Posted by moderntoronto at April 17. 2007
I too am planning on using Cembonit and have received a quote for the materials shipped up to Toronto that is right in line with the other prices mentioned above - approximately $6 - $6.50 p.s.f. including shipping, duties, taxes. Can anybody who has used it give an rough number on cost p.s.f. to install?

Re: help... siding

Posted by Julie M at April 23. 2007

Previously Mark Mayer wrote:

Julie, Just brousing through the site and found your comments. I build cabinets in Seattle and think that I am doing your job. I do a great deal of Lane's work and bid on this job a couple of months ago. I haven't heard back from the GC yet though. This should be a wonderful house! Mark

Mark,

Great to meet you!  Joe didn't specify who was doing the cabinet work, but I assume you're the man!  I'm really looking forward to getting going on this. 

Julie

Re: help... siding

Posted by psmodern at August 14. 2007
A forum member asked me for some pointers on Cembonit so I thought I'd also post them here as well. We are about 95% done with our remodel after nearly a year and it is starting to come together finally. I'll post some more photo's soon. We are very happy with the Cembonit and it seems really robust. We had some cedar stain leak onto it and it scrubbed off fine so we are anticipating a long life. The geometric look is great, and the flint color varies with the sun - sometimes light, sometimes very dark. It looks wonderful When we ordered a second batch, it was a slightly different color and we had to send it back. Make sure your builder orders enough for the entire job and track the batch numbers. We also had one shipment where it was broken on delivery, but the manufacturer (www.cbf11.com) took care of it.

Re: help... siding

Posted by richierod at August 15. 2007
I recently built a house using Minerit HD as the siding in a rainscreen application. It's basically the same as Cembonit. I used 4x10 sheets. It looks great, but the installation was tricky. The stuff is no maintenance for sure, but you are putting up a finish material, and you must pay close attention to the installation. You must clean off dust, fingerprints and any other marks right away. I used a red scotch brite pad - it worked great. As far as the dust is concerned, you must cut this stuff with a masonry blade, and you must use a vacuuum as you are cutting. Otherwise it is NASTY. I can't imagine cutting it in an enclosed room with a dust mask..... ow. psmodern,your contractor definitely went the extra mile for you. An important detail to know is that - in a rainscreen application - the manufacturer wants the Minerit to be held off the wall a minimum of 3/4". Metal hat channel is commonly used as the material to hold off the Minerit and it is commonly only found in 7/8". So when you combine the thickness of the hat channel and the Minerit and the butyl strips that you use between the hat channel and the Minerit (assuming 1/4" Minerit), you are talking 1 1/4" away from the framing! Important when you are considering window/siding intersections and vent/siding intersections, etc. That said, I wouldn't side my house with anything else, and the rainscreen works awesome here in L.A. The house doesn't get nearly as hot as the stucco boxes around here, and what heat it does pick up is dissapated quickly.

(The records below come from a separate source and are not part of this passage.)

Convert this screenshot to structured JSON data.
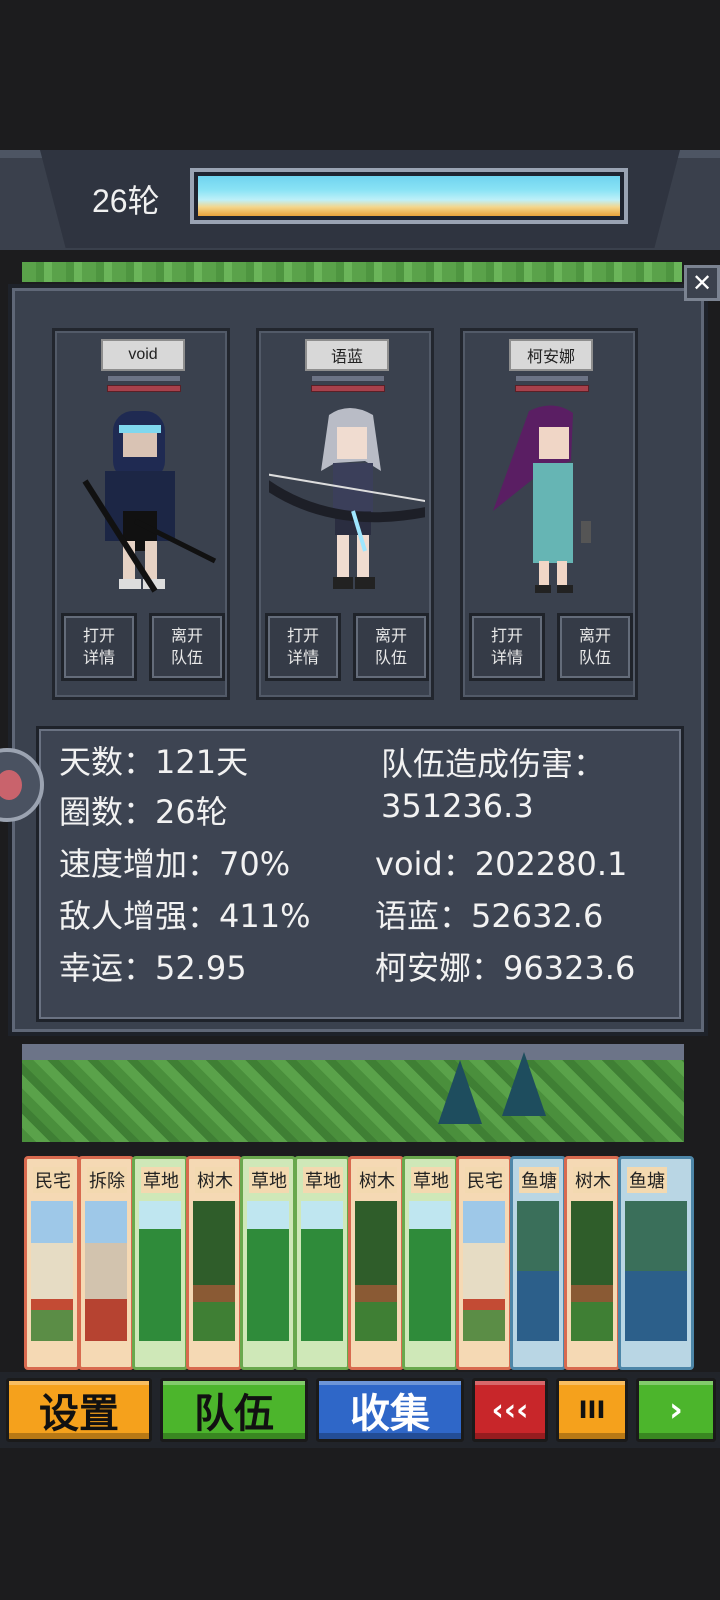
{
  "header": {
    "round_label": "26轮"
  },
  "panel": {
    "close_glyph": "✕",
    "characters": [
      {
        "name": "void",
        "open_details": "打开\n详情",
        "leave_team": "离开\n队伍"
      },
      {
        "name": "语蓝",
        "open_details": "打开\n详情",
        "leave_team": "离开\n队伍"
      },
      {
        "name": "柯安娜",
        "open_details": "打开\n详情",
        "leave_team": "离开\n队伍"
      }
    ],
    "stats": {
      "days": "天数：121天",
      "laps": "圈数：26轮",
      "speed": "速度增加：70%",
      "enemy_boost": "敌人增强：411%",
      "luck": "幸运：52.95",
      "team_damage_label": "队伍造成伤害：",
      "team_damage_value": "351236.3",
      "void_damage": "void：202280.1",
      "yulan_damage": "语蓝：52632.6",
      "keanna_damage": "柯安娜：96323.6"
    }
  },
  "tiles": [
    "民宅",
    "拆除",
    "草地",
    "树木",
    "草地",
    "草地",
    "树木",
    "草地",
    "民宅",
    "鱼塘",
    "树木",
    "鱼塘"
  ],
  "bottom_buttons": {
    "settings": "设置",
    "team": "队伍",
    "collect": "收集",
    "rewind": "‹‹‹",
    "pause": "III",
    "play": "›"
  },
  "colors": {
    "settings": "#f5a11c",
    "team": "#4cb52c",
    "collect": "#2f67c8",
    "rewind": "#c8262a",
    "pause": "#f5a11c",
    "play": "#4cb52c"
  }
}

I know lots of folks around here that have their dinner outside so as to avoid their hot house..... not us! Someday, when my punch list nears one page, I'll post pictures...

Re: help... siding

Posted by Pat Lukes at September 26. 2007
psmodern: The photo is awesome and the work looks perfect. I live in LA and am looking for someone to install Minerit inside of my house. I've chosen it because you can paint it. Has anyone used Swisspearl? I'm very drawn to the red color they have.

Re: help... siding

Posted by Pat Lukes at September 26. 2007
Update: After finding this blog last night, I googled Finland and Parklex and visited them today in Santa Monica. I got samples of everything. I was speechless. If I have to beg, borrow and steal to use this product in my next house, I will do it. The quality, the colors, the possibilities. Some things you just have to splurge on and this is one of them.

Re: help... siding

Posted by Todd Thackray at October 21. 2007

 We are having a Lane Williams remodel done and have specified Hardipanel in a rainscreen application.  The contractor is balking at the prospect, in particular when it comes to painting.  Spraying would leave a stripe on the vapor barrier at each panel gap, and he doesn't like the idea of pre-painting before installation.  It would involve a lot of staging on a small site and he is also worried about dirt and damage on the finish. 

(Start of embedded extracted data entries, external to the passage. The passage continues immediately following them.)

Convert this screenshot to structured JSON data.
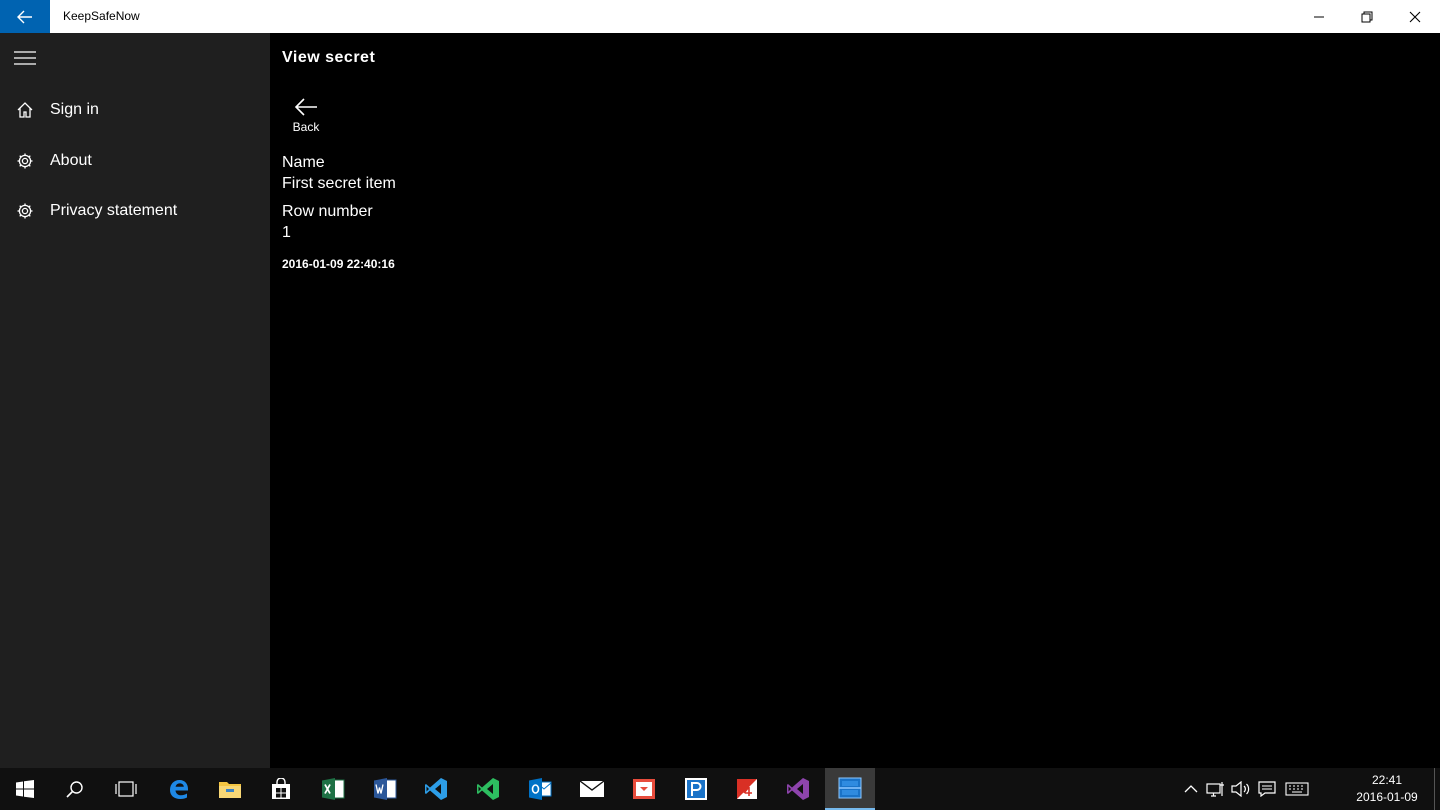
{
  "window": {
    "title": "KeepSafeNow"
  },
  "sidebar": {
    "items": [
      {
        "label": "Sign in",
        "icon": "home-icon"
      },
      {
        "label": "About",
        "icon": "gear-icon"
      },
      {
        "label": "Privacy statement",
        "icon": "gear-icon"
      }
    ]
  },
  "main": {
    "page_title": "View secret",
    "back_label": "Back",
    "fields": [
      {
        "label": "Name",
        "value": "First secret item"
      },
      {
        "label": "Row number",
        "value": "1"
      }
    ],
    "timestamp": "2016-01-09 22:40:16"
  },
  "taskbar": {
    "apps": [
      "start-icon",
      "search-icon",
      "task-view-icon",
      "edge-icon",
      "file-explorer-icon",
      "store-icon",
      "excel-icon",
      "word-icon",
      "vscode-icon",
      "visual-studio-green-icon",
      "outlook-icon",
      "mail-icon",
      "app-red-icon",
      "app-blue-icon",
      "app-red2-icon",
      "visual-studio-icon",
      "keepsafenow-icon"
    ],
    "clock": {
      "time": "22:41",
      "date": "2016-01-09"
    }
  },
  "colors": {
    "accent": "#0063b1",
    "sidebar_bg": "#1f1f1f",
    "main_bg": "#000000",
    "taskbar_bg": "#101010"
  }
}
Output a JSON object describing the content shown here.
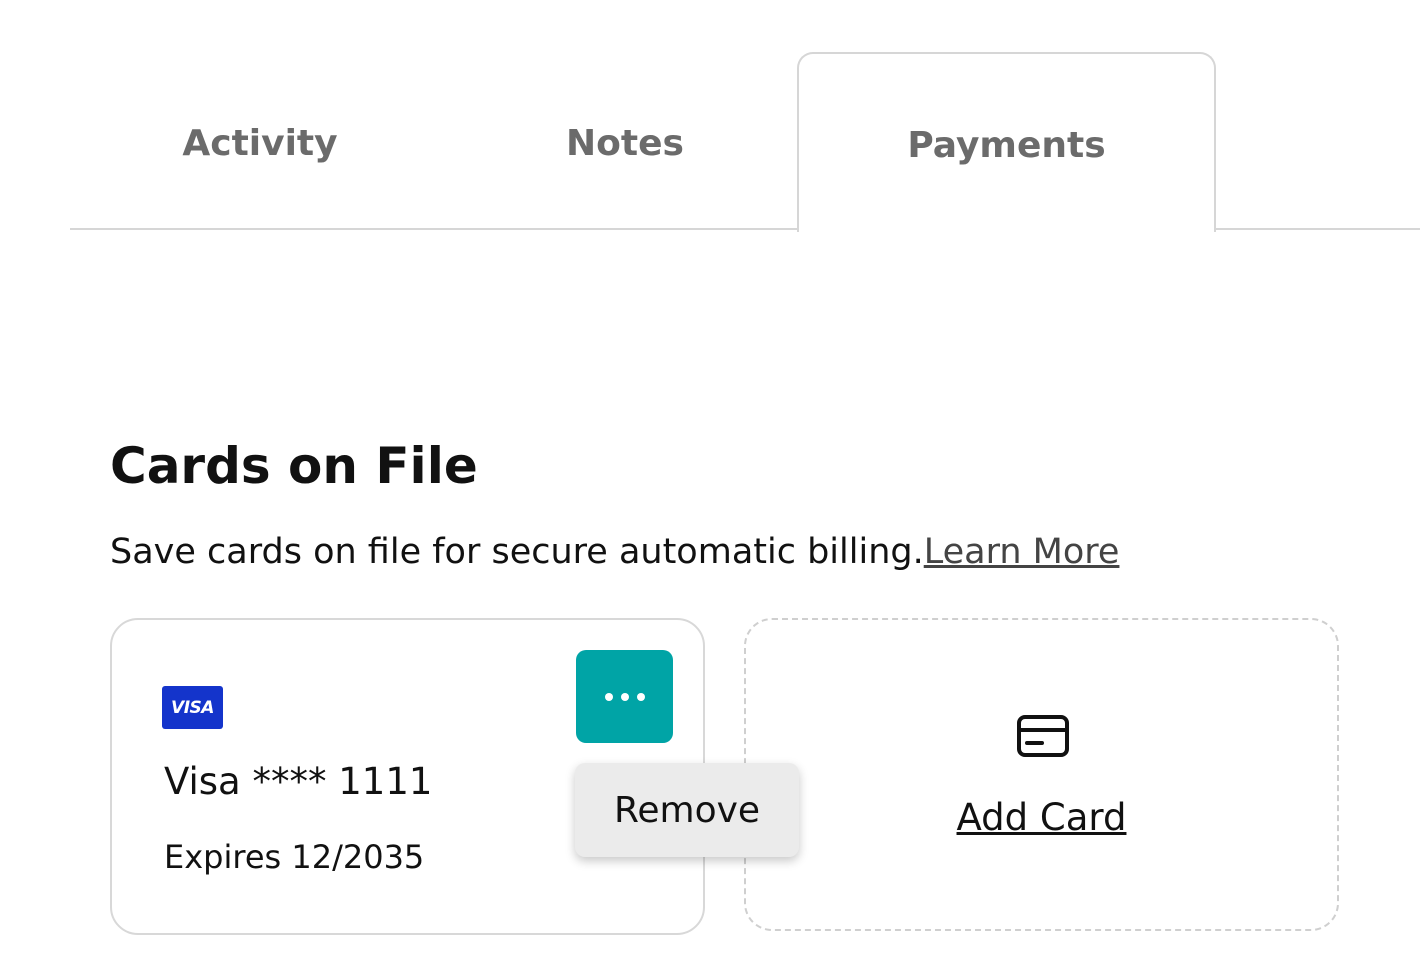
{
  "tabs": [
    {
      "label": "Activity",
      "active": false
    },
    {
      "label": "Notes",
      "active": false
    },
    {
      "label": "Payments",
      "active": true
    }
  ],
  "section": {
    "title": "Cards on File",
    "description": "Save cards on file for secure automatic billing.",
    "learn_more": "Learn More"
  },
  "card": {
    "brand_logo": "VISA",
    "name": "Visa **** 1111",
    "expiry": "Expires 12/2035",
    "menu_icon": "more-horizontal-icon"
  },
  "menu": {
    "items": [
      "Remove"
    ]
  },
  "add_card": {
    "label": "Add Card",
    "icon": "credit-card-icon"
  },
  "colors": {
    "accent": "#00a4a6",
    "visa_blue": "#1434cb",
    "tab_text": "#6b6b6b",
    "border": "#d6d6d6"
  }
}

I found some pre-painted Hardipanel on the website: Jame Hardie.  Any thoughts on using this product?

Here is a link to the project: Coop15.

I'm hoping to get a much less expensive installation than Cembonit, but still have the same look and durability.

Re: help... siding

Posted by Julie M at October 23. 2007

Previously Todd Thackray wrote:


 We are having a Lane Williams remodel done and have specified Hardipanel in a rainscreen application.  The contractor is balking at the prospect, in particular when it comes to painting.  Spraying would leave a stripe on the vapor barrier at each panel gap, and he doesn't like the idea of pre-painting before installation.  It would involve a lot of staging on a small site and he is also worried about dirt and damage on the finish. 


I found some pre-painted Hardipanel on the website: Jame Hardie.  Any thoughts on using this product?

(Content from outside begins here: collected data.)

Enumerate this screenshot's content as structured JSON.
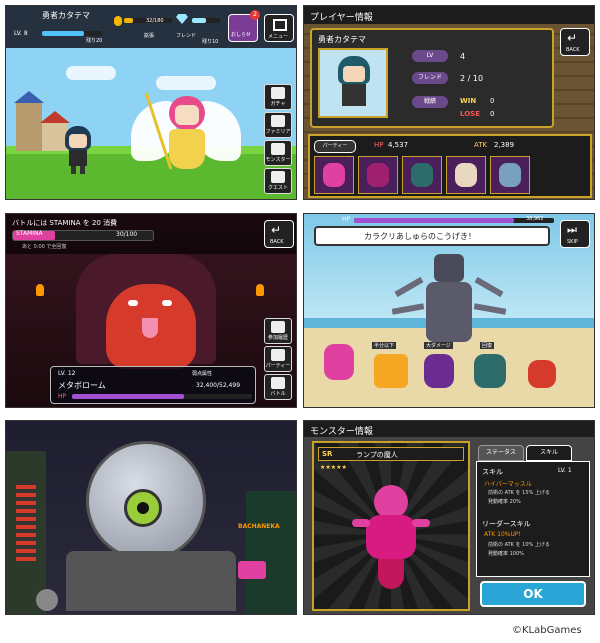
{
  "p1": {
    "player_name": "勇者カタテマ",
    "lv": "LV. 8",
    "exp_label": "残り20",
    "coin": "32/180",
    "gem_label": "拡張",
    "notice_label": "おしらせ",
    "notice_count": "2",
    "misc1": "フレンド",
    "misc2": "残り10",
    "menu_label": "メニュー",
    "side_buttons": [
      "ガチャ",
      "ファミリア",
      "モンスター",
      "クエスト"
    ]
  },
  "p2": {
    "header": "プレイヤー情報",
    "back": "BACK",
    "player_name": "勇者カタテマ",
    "lv_label": "LV",
    "lv_value": "4",
    "friend_label": "フレンド",
    "friend_value": "2 / 10",
    "record_label": "戦績",
    "win_label": "WIN",
    "win_value": "0",
    "lose_label": "LOSE",
    "lose_value": "0",
    "party_label": "パーティー",
    "hp_label": "HP",
    "hp_value": "4,537",
    "atk_label": "ATK",
    "atk_value": "2,389"
  },
  "p3": {
    "battle_text": "バトルには STAMINA を 20 消費",
    "stamina_label": "STAMINA",
    "stamina_value": "30/100",
    "recover_text": "あと 0:00 で全回復",
    "back": "BACK",
    "side_buttons": [
      "参加履歴",
      "パーティー",
      "バトル"
    ],
    "monster_lv": "LV. 12",
    "monster_name": "メタボローム",
    "attr_label": "弱点属性",
    "hp_label": "HP",
    "hp_value": "32,400/52,499"
  },
  "p4": {
    "hp_label": "HP",
    "hp_value": "38,962",
    "dialog": "カラクリあしゅらのこうげき！",
    "skip": "SKIP",
    "small_labels": [
      "半分以下",
      "大ダメージ",
      "回復"
    ]
  },
  "p5": {
    "sign_text": "BACHANEKA"
  },
  "p6": {
    "header": "モンスター情報",
    "rarity": "SR",
    "monster_name": "ランプの魔人",
    "stars": "★★★★★",
    "tab_status": "ステータス",
    "tab_skill": "スキル",
    "skill_label": "スキル",
    "skill_lv": "LV. 1",
    "skill_name": "ハイパーマッスル",
    "skill_desc1": "前衛の ATK を 15% 上げる",
    "skill_desc2": "発動確率 20%",
    "leader_label": "リーダースキル",
    "leader_name": "ATK 10%UP!",
    "leader_desc1": "前衛の ATK を 10% 上げる",
    "leader_desc2": "発動確率 100%",
    "ok": "OK"
  },
  "copyright": "©KLabGames",
  "colors": {
    "sky": "#8fd3f4",
    "grass": "#5cb82e",
    "panel_dark": "#2b2b2b",
    "gold": "#c9a227",
    "red_demon": "#d63a2a",
    "purple": "#6a2c91",
    "ok_button": "#2aa6d6"
  }
}
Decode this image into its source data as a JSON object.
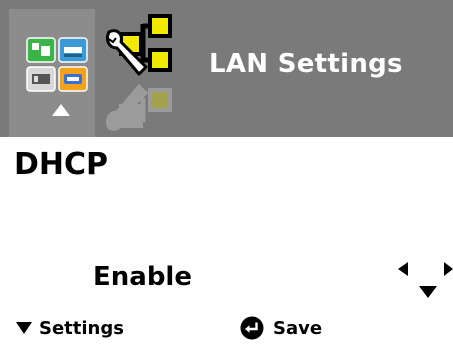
{
  "header": {
    "title": "LAN Settings",
    "menu_icon": "printer-menu-grid-icon",
    "menu_indicator_icon": "up-arrow-icon",
    "section_icon": "wrench-network-icon"
  },
  "field": {
    "title": "DHCP",
    "value": "Enable",
    "nav_icons": [
      "left-arrow-icon",
      "right-arrow-icon",
      "down-arrow-icon"
    ]
  },
  "softkeys": {
    "left": {
      "label": "Settings",
      "icon": "down-triangle-icon"
    },
    "right": {
      "label": "Save",
      "icon": "enter-icon"
    }
  },
  "colors": {
    "header_bg": "#7a7a7a",
    "menu_tile_bg": "#8c8c8c",
    "icon_yellow": "#f2ea00",
    "icon_green": "#3bb54a",
    "icon_blue": "#3c9ad6",
    "icon_orange": "#f2a21b",
    "text": "#000000"
  }
}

Here is a link to the project: Coop15.


I'm hoping to get a much less expensive installation than Cembonit, but still have the same look and durability.


Hi Todd,

Love the design! Of course, we have similar taste choosing Coop15 for architecture.  I think I've seen your design pics at their office. 

We also considered doing Hardie panel, but decided to stick with Cembonit since we really wanted to avoid having to ever paint the house.  I looked at that James Hardie site...do they panels really come pre-painted or just primed?  Our previous house had Hardieplank siding and it came primed a dingy beige color, but had to be painted.  It's quality siding and the paint held up well over 5 years.  Still, we're excited about using the cembonit and the distinctive look it makes.

Your contractor's concerns are valid ones.  You may need to consider the added time and labor it would take to pre-paint and install the Hardie panel vs. cembonit or other siding.

Have you started construction yet? Best of luck!

Julie

Re: help... siding

Posted by Ted Olsen at October 09. 2012
The Cedar siding looks great.  Do you know how it was installed?  Are these just 1x6 planks without milling or are the lap and gap / shiplap?
 
 
 
Previously psmodern wrote:
That's a great looking design. I've admired a couple of Lane Williams houses. The one he designed in Kirkland which sold recently for $2.5m was stunning and I must have driven past it a dozen times. If only it had been on the market in 2005...

I will say that the huge amount of vertical and horizontal lines in Cembonit makes for slow construction, especially for a remodel where the building is never square. Our construction team is going pretty slowly but they are real perfectionists which is great.

Here is a closeup that shows the stained cedar and Cembonit. I believe the Cembonit requires at least a 1/8th of an inch gap. The cedar is being done in a similar rainscreen application. The screws are stainless steel Torx type. The look is definitely 'machine in the garden' rather than something that blends with the landscape. All of the screws make it stand out from the surroundings. We also considered Parklex but it blew our budget so we went with cedar since it looked really great on another of Jim's houses on Capital Hill. Budget was definitely an issue for us. This entire project was an unexpected remodel because we purchased a modern stucco house which turned out to be in pretty bad shape once we moved in.